First-year law student at University of Edinburgh

I am writing this, having missed my first zoom “lecture” of the day – despite it working fine on previous occasions, it has opted to malfunction. As a first-year uni student, this is nothing new. While I had high hopes for the beginning of term: new friends, new experiences and a progress to higher learning, it has quickly become clear that both universities and students alike are not equipped to handle this new education arrangement.

The general sentiment in my halls of residence is that we students are merely cash cows for unis – bombarded by constant assurances pre-arrival which have proven baseless: the very first day of teaching, the entire system crashed and no one could get through to access lectures. The more astute of us predicted this as a prelude for what would follow...

Older students inform me that they were always advised not to rely solely on the pre recorded lectures for learning, that it was the in-person interaction that was key to getting a good degree.

I pity all the students paying full price for recycled lectures.
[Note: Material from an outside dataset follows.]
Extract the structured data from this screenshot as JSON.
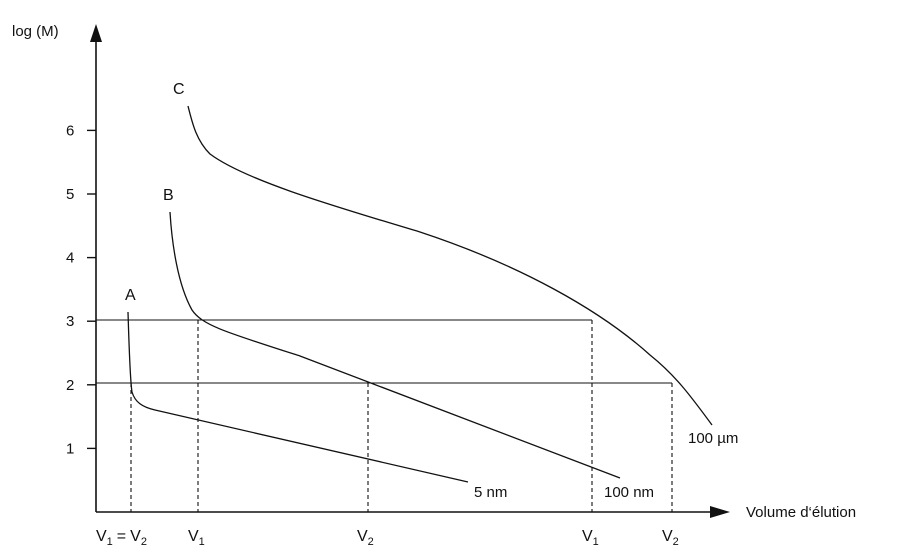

Even if the wifi in my halls decides to co-operate, as a result of the 6-2 rule, all university interactions have gone online, leaving students staring at a webcam 3+ hours a day. This is in no way a conductive environment for studying and even the lecturers seem to have dwindling faith in this method.

Worryingly, for a nation supposedly so concerned with mental health, there is little consideration for these freshers, alone in a new city, separated from their families, trying to juggle sudden responsibility and adulthood with awkward Zoom ice breakers.

Upon yesterday’s announcement that students would be banned from restaurants, pubs and not be allowed to socialise outside of their households, it was carnage. Social media was bombarded with #sturgeonout, friends of mine felt betrayed upon realising that it was too late to break their contract and return to Glasgow. They, like many, had been inveigled into paying extortionate costs to be cut off from everyone. my English flatmates were dismayed that they were forking out eye-watering tuition for this subpar university experience.

Even when, later, Nicola Sturgeon took to twitter to clarify this request would only last the weekend, this has little effect on the diminishing morale of students.

The demonisation of students has gone on long enough. We have worked our whole life to get to this point, only to be criticised at every turn. Universities are million pound businesses, it’s time we shifted the blame from teenagers socialising, to the people that time and time again assured that it would be safe, only to line their pockets and turn the country against us.